1. voorwerp tot voltrekking der meest onterende doodstraf bij de Romeinen, bestaande uit twee kruiselings verbonden balken; afbeelding v. e. kruis: aan het kruis slaan; zie kruisigen;
2. kruisvormig voorwerp: het kruis v. e. garenrol (touwslager); het kruis v. e. anker (scheepst. nl. bovendeel);
3. kruisvormig teken inz. symbolisch godsdienstig: een Oosters kruis, of +, in de rekenk. het teken plus; een St.-Andreaskruis of x, in de rekenk. het teken maal; een Latijns kruis of ✝ bet. overleden, zie Latijns; zegsw. de vijf kruisjes (nl.

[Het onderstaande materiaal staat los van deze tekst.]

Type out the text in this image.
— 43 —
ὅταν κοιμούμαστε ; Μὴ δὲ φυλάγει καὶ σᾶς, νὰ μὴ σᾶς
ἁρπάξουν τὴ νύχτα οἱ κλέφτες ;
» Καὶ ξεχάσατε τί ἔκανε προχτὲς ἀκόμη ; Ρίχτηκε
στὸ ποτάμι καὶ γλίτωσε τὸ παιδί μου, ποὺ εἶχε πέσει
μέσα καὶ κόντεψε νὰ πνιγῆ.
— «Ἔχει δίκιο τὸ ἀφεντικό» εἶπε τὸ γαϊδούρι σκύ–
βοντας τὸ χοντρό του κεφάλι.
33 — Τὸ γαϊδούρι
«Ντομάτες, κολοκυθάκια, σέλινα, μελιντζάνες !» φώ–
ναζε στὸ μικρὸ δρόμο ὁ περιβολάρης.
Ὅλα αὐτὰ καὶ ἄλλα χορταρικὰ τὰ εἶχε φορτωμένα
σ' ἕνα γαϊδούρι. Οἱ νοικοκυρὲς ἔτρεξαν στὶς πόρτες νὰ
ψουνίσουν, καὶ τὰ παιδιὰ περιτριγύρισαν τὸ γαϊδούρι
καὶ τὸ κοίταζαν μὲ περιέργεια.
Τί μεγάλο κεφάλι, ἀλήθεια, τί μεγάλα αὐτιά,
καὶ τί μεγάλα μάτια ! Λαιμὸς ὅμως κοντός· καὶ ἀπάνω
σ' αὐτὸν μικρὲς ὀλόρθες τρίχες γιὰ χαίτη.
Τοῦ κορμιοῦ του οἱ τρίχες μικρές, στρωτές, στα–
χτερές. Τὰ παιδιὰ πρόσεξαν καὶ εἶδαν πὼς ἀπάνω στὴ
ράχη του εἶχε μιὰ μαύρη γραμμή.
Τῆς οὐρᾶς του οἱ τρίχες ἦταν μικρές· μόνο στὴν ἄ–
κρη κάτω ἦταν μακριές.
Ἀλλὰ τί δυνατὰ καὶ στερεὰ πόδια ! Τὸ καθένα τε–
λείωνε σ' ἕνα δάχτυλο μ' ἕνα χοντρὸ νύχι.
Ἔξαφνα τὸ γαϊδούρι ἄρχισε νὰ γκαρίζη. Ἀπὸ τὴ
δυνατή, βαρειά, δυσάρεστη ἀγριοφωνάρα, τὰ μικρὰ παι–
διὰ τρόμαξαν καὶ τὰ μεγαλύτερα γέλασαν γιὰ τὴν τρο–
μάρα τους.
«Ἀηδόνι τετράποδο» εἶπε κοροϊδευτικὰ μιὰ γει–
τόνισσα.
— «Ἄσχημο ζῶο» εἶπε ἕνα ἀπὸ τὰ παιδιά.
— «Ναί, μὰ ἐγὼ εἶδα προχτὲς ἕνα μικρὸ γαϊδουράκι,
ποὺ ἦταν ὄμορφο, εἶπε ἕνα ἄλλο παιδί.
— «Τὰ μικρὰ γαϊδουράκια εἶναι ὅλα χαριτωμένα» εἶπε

X) al achter de rug hebben, meer dan vijftig jaar zijn; een kruis maken, slaan; zie kruisteken; zegsw. iem. een kruis nageven, blij, dat iem. weggaat en hopend, dat hij niet meer terugkomt; het kruis aannemen, (gesch.) ter kruisvaart gaan; (Z.-N.) de kruisen, (land)processie tijdens de Kruisdagen;
4. naam van verschillende verenigingen (met liefdadig doel), welke als teken een kruis hebben: het Rode kruis; zie Rode-Kruis, ook Groene kruis;
5. ordeteken; teken in een adellijk wapen: het ijzeren kruis; een ridderkruis, ridderorde; de drie kruisen in het A’damse wapen;
6 muntteken: kruis of munt spelen (Z.-N.) kop of letter), een opwerpspelletje met centen enz.; kruis noch munt hebben, arm zijn;
7. leed, ramp, wederwaardigheid: elk huis(je) heeft zijn kruis(je); God geeft kracht naar kruis; huizen zijn kruisen, van een huurhuis heeft de eigenaar veel leed; het is een kruis met dien jongen; zie huiskruis;
8. muz.: het kruis (#) duidt aan, dat de toon een halve toon verhoogd moet worden, dièze;
9. stuit, lendenstreek: het kruis v. e. paard, ezel; pijn in het kruis hebben; een nieuw kruis in een jongensbroek zetten, deel tussen de beide pijpen.